The Château de Duras (Castle of Duras) in Duras, a half hour walk to the north of Sint-Truiden in Belgium, is built in the Classical style .

This Belgian castle was built between 1787 and 1789 and is located in a beautiful area. The castle was built on the location of the original castle of the Counts of Duras, which was built in 1102. It was Otto of Looz, count of Duras and “sous-avoué” of Sint-Truiden, who by his marriage to Ode, the only daughter and heiress of Giselbert, count of Duras, adopted the name and the coat of arms of the counts of Duras and ordered to build the castle in that year. One of his two sons, named Giselbert in honor of his maternal grandfather, married the daughter and heiress of Conon, count of Montaigu and Clermont, and of Ide, the sister of the famous Godfrey of Bouillon, the first king of Jerusalem.

The castle grounds cover an area of more than 100 ha, consisting of woods, meadows, fields and orchards. It also includes a watermill and a farm. It is now a protected monument.

== Architecture ==
The castle was built by the van der Noot family, which includes Henry van der Noot, one of the main landowners in Brabant. Taking place during the time of the French Revolution, the construction of such a landmark was an expensive and risky undertaking. The Dinant architect, G. Henry designed the facade and outbuildings. A striking feature of the façade are the six Ionic columns, which carry a small dome.

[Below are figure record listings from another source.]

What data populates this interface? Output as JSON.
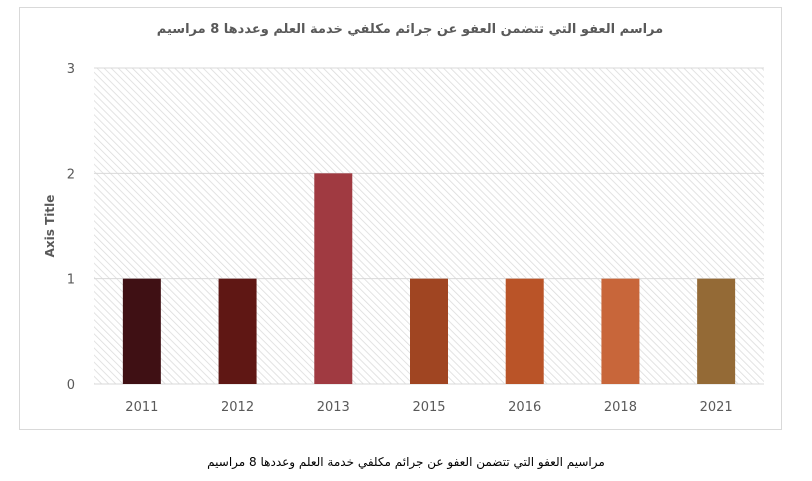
{
  "chart_data": {
    "type": "bar",
    "title": "مراسم العفو التي تتضمن العفو عن جرائم مكلفي خدمة العلم وعددها 8 مراسيم",
    "categories": [
      "2011",
      "2012",
      "2013",
      "2015",
      "2016",
      "2018",
      "2021"
    ],
    "values": [
      1,
      1,
      2,
      1,
      1,
      1,
      1
    ],
    "bar_colors": [
      "#3f1014",
      "#5f1714",
      "#a03a41",
      "#a04522",
      "#ba5428",
      "#c8663a",
      "#946a36"
    ],
    "ylabel": "Axis Title",
    "xlabel": "",
    "ylim": [
      0,
      3
    ],
    "yticks": [
      "0",
      "1",
      "2",
      "3"
    ],
    "grid": true,
    "legend": "none",
    "plot_background": "hatched-gray"
  },
  "caption": "مراسيم العفو التي تتضمن العفو عن جرائم مكلفي خدمة العلم وعددها 8 مراسيم"
}
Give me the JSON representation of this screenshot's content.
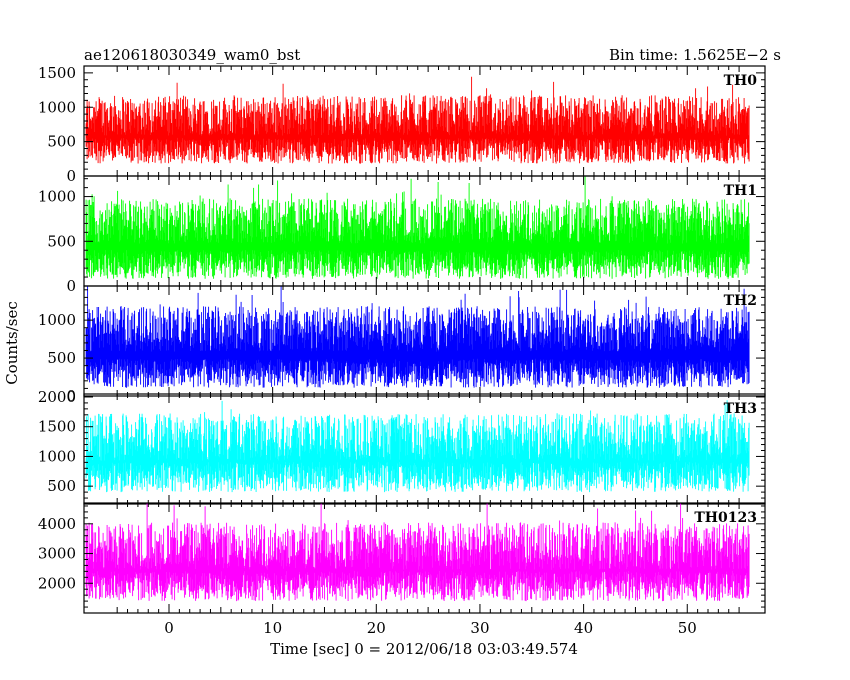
{
  "header": {
    "left_title": "ae120618030349_wam0_bst",
    "right_title": "Bin time: 1.5625E−2 s"
  },
  "chart_data": {
    "type": "line",
    "title": "ae120618030349_wam0_bst",
    "subtitle": "Bin time: 1.5625E−2 s",
    "xlabel": "Time [sec] 0 = 2012/06/18 03:03:49.574",
    "ylabel": "Counts/sec",
    "xlim": [
      -8.2,
      57.5
    ],
    "x_range_data": [
      -8,
      56
    ],
    "x_ticks": [
      0,
      10,
      20,
      30,
      40,
      50
    ],
    "grid": false,
    "panels": [
      {
        "name": "TH0",
        "color": "#ff0000",
        "ylim": [
          0,
          1600
        ],
        "y_ticks": [
          0,
          500,
          1000,
          1500
        ],
        "mean": 640,
        "low": 180,
        "high": 1250
      },
      {
        "name": "TH1",
        "color": "#00ff00",
        "ylim": [
          0,
          1230
        ],
        "y_ticks": [
          0,
          500,
          1000
        ],
        "mean": 520,
        "low": 80,
        "high": 1000
      },
      {
        "name": "TH2",
        "color": "#0000ff",
        "ylim": [
          0,
          1450
        ],
        "y_ticks": [
          0,
          500,
          1000
        ],
        "mean": 640,
        "low": 110,
        "high": 1200
      },
      {
        "name": "TH3",
        "color": "#00ffff",
        "ylim": [
          200,
          2050
        ],
        "y_ticks": [
          500,
          1000,
          1500,
          2000
        ],
        "mean": 1000,
        "low": 400,
        "high": 1850
      },
      {
        "name": "TH0123",
        "color": "#ff00ff",
        "ylim": [
          1000,
          4700
        ],
        "y_ticks": [
          2000,
          3000,
          4000
        ],
        "mean": 2600,
        "low": 1400,
        "high": 4300
      }
    ]
  }
}
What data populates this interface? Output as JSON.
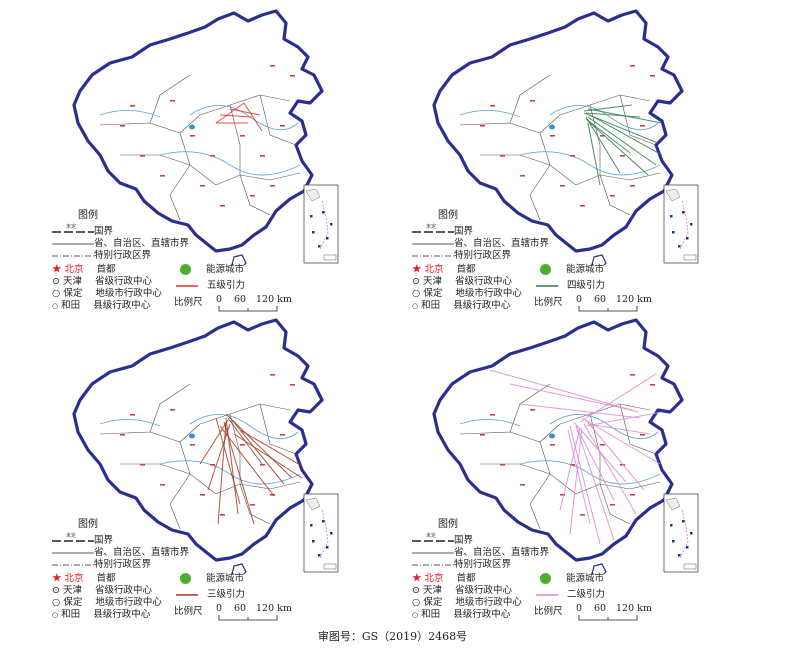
{
  "legend": {
    "title": "图例",
    "undetermined_label": "未定",
    "national_border": "国界",
    "provincial_border": "省、自治区、直辖市界",
    "special_admin_border": "特别行政区界",
    "capital_city": "北京",
    "capital_label": "首都",
    "provincial_city": "天津",
    "provincial_label": "省级行政中心",
    "prefecture_city": "保定",
    "prefecture_label": "地级市行政中心",
    "county_city": "和田",
    "county_label": "县级行政中心",
    "energy_city_label": "能源城市",
    "scale_label": "比例尺",
    "scale_ticks": [
      "0",
      "60",
      "120 km"
    ]
  },
  "panels": [
    {
      "gravity_label": "五级引力",
      "line_color": "#e03030"
    },
    {
      "gravity_label": "四级引力",
      "line_color": "#2e7d4f"
    },
    {
      "gravity_label": "三级引力",
      "line_color": "#9c3a22"
    },
    {
      "gravity_label": "二级引力",
      "line_color": "#d98ad4"
    }
  ],
  "colors": {
    "border_blue": "#2a2f8f",
    "energy_green": "#4caf2f",
    "capital_red": "#e0202a"
  },
  "footer": "审图号：GS（2019）2468号"
}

For the interior design, G. Henry used many elements commonly found in French buildings and hotels. The large and impressive reception hall is a central feature around which all other rooms are grouped.

== History ==
In 1902 the castle was almost completely destroyed by a fire, but was immediately rebuilt.
During World War II the castle was surprisingly not seized by German troops. At the end of the war, in the year 1945, the castle was deliberately hit by a German V-1 flying bomb. Many rooms were badly damaged because of that attack. Between 1960 and 1962 the castle was completely restored with the support of the Belgian State and the Count of Liederkercke. Earlier, in 1948, the castle was already declared as a protected monument.

Count Jean-Joseph van der Noot married Florence Ruys Scheeren, Countess of Elissem near Landen.
One of their children, Louise, got married on April 27, 1803, to Prince Louis de Ligne, son of Charles-Joseph, 7th Prince of Ligne and Princess Franziska of the house of Liechtenstein. They had three children including a son, Eugène, 8th Prince of Ligne (1804–1880), who was a distinguished Belgian statesman.
After the death of her husband in 1813, Louise married Count Charles d'Outremont, whose family is still in possession of the castle. One of the counts of d'Outremont, M. J. d'Outremont was a grand marshal of the court of king Leopold II of Belgium. Several times a year the castle can be visited by the public, and it can be rented for weddings. During the Christmas period, the castle is a site of a children's interactive immersive theatrical performance "Kerstmagie", during which the visitors, both adults and children can walk through the castle accompanied by fairy tale characters.